Effect of zoledronate on protein interaction between Ca2+/calmodulin-dependent protein kinaseⅡ and calmodulin and expression of downstream genes during osteoclast differentiation
10.3760/cma.j.issn.1002-0098.2017.02.014
- VernacularTitle: 唑来膦酸对破骨细胞分化中Ca2+/钙调蛋白依赖性蛋白激酶Ⅱ与钙调蛋白结合及下游基因表达的影响
- Author:
Hui WANG
1
;
Wei DONG
1
;
Mengchun QI
1
;
Hong SUN
2
;
Xiaojie FENG
1
;
Liming WEN
1
Author Information
1. Department of Oral and Maxillofacial Surgery, College of Stomatology, North China University of Science and Technology, Tangshan Hebei 063000, China
2. Department of Basic Medical Sciences, Department of Pathology, North China University of Science and Technology, Tangshan Hebei 063000, China
- Publication Type:Journal Article
- Keywords:
Calcium-calmodulin-dependent protein kinase type 2;
Calmodulin;
Zolderonate;
Immunoprecipitation
- From:
Chinese Journal of Stomatology
2017;52(2):120-125
- CountryChina
- Language:Chinese
-
Abstract:
Objective:To investigate the effect of zoledronate on protein interaction between Ca2+/calmodulin-dependent protein kinaseⅡ(CaMKⅡ) and calmodulin and protein expression of nuclear factor of activation of T cells-1 (NFATc1) and tartrate resistant acid phosphatase (TRAP) during osteoclast differentiation.
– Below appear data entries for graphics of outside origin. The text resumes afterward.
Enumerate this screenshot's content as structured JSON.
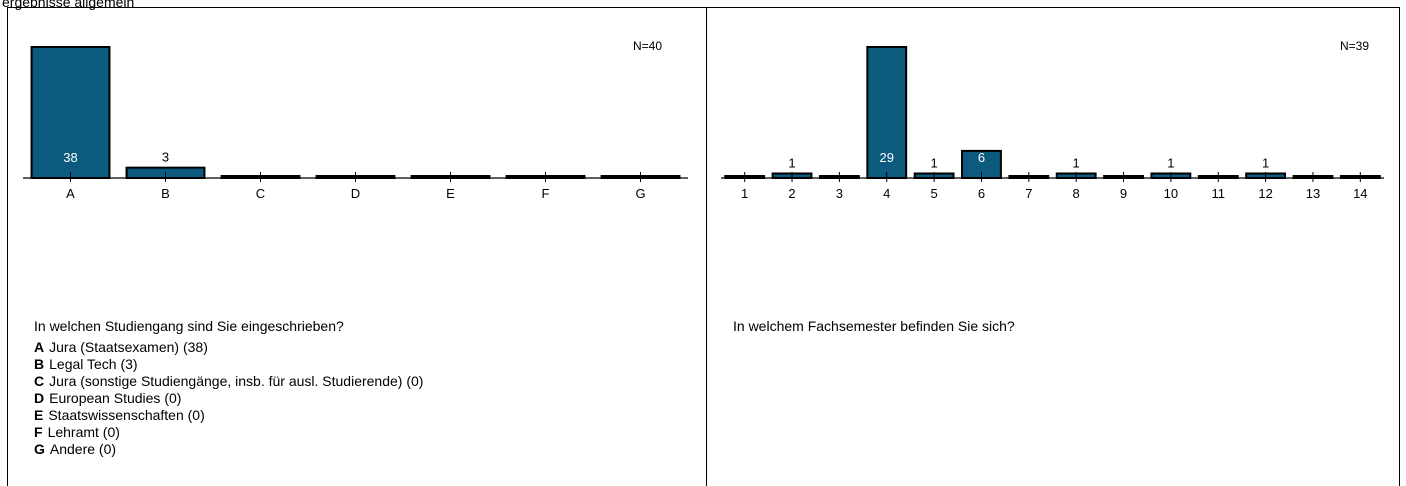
{
  "header": {
    "text": "ergebnisse allgemein"
  },
  "chart_data": [
    {
      "type": "bar",
      "n_label": "N=40",
      "categories": [
        "A",
        "B",
        "C",
        "D",
        "E",
        "F",
        "G"
      ],
      "values": [
        38,
        3,
        0,
        0,
        0,
        0,
        0
      ],
      "question": "In welchen Studiengang sind Sie eingeschrieben?",
      "legend": [
        {
          "key": "A",
          "text": "Jura (Staatsexamen) (38)"
        },
        {
          "key": "B",
          "text": "Legal Tech (3)"
        },
        {
          "key": "C",
          "text": "Jura (sonstige Studiengänge, insb. für ausl. Studierende) (0)"
        },
        {
          "key": "D",
          "text": "European Studies (0)"
        },
        {
          "key": "E",
          "text": "Staatswissenschaften (0)"
        },
        {
          "key": "F",
          "text": "Lehramt (0)"
        },
        {
          "key": "G",
          "text": "Andere (0)"
        }
      ],
      "bar_color": "#0c5a7d",
      "ylim": [
        0,
        38
      ]
    },
    {
      "type": "bar",
      "n_label": "N=39",
      "categories": [
        "1",
        "2",
        "3",
        "4",
        "5",
        "6",
        "7",
        "8",
        "9",
        "10",
        "11",
        "12",
        "13",
        "14"
      ],
      "values": [
        0,
        1,
        0,
        29,
        1,
        6,
        0,
        1,
        0,
        1,
        0,
        1,
        0,
        0
      ],
      "question": "In welchem Fachsemester befinden Sie sich?",
      "bar_color": "#0c5a7d",
      "ylim": [
        0,
        29
      ]
    }
  ]
}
Methods:Mouse RAW264.7 cells were divided into group A and B and were cultured. Group A was induced with 50 mg/L receptor activator of NF-κB ligand (RANKL) for osteoclastogenesis, and group B was treated with 1×10-6 zoledronate for two days from day 2. Co-immunoprcipitation (Co-IP) and reverse Co-IP were used to detect the protein-binding between CaMKⅡ and calmodulin. Western-blotting and immunofluorescent cytochemistry were also used to detect the protein level of NFATc1 and TRAP in both groups. Osteoclast formation was also analyzed.
Results:In group B, the number of osteoclasts, number and size of dentin resorption lacunaes were 11.3±1.5, 8.7±2.1 and (5 034.4±775.4) μm2 respevtively, which were significantly lower than those (37.7±5.7, 23.0±4.0 and [15 042.7±1 906.0] μm2) in group A (P<0.01). Co-IP and reverse Co-IP examination indicated that protein-binding between CaMKⅡ and calmodulin significantly decreased by 59.8% and 50.9% in group B compared with group A (P<0.01). The protein level of calmodulin and CaMKⅡ in total cellular proteins also significantly decreased by 52.1% and 51.5% in group B compared with group A (P<0.01). NFATc1 and TRAP protein decreased by 52.4% and 38.9% in group B than in group A (P<0.01), respectively.
Conclusions:Zoledronate could significantly inhibit protein-binding between CaMKⅡ and calmodulin and down-regulate protein level of NFATc1 and TRAP.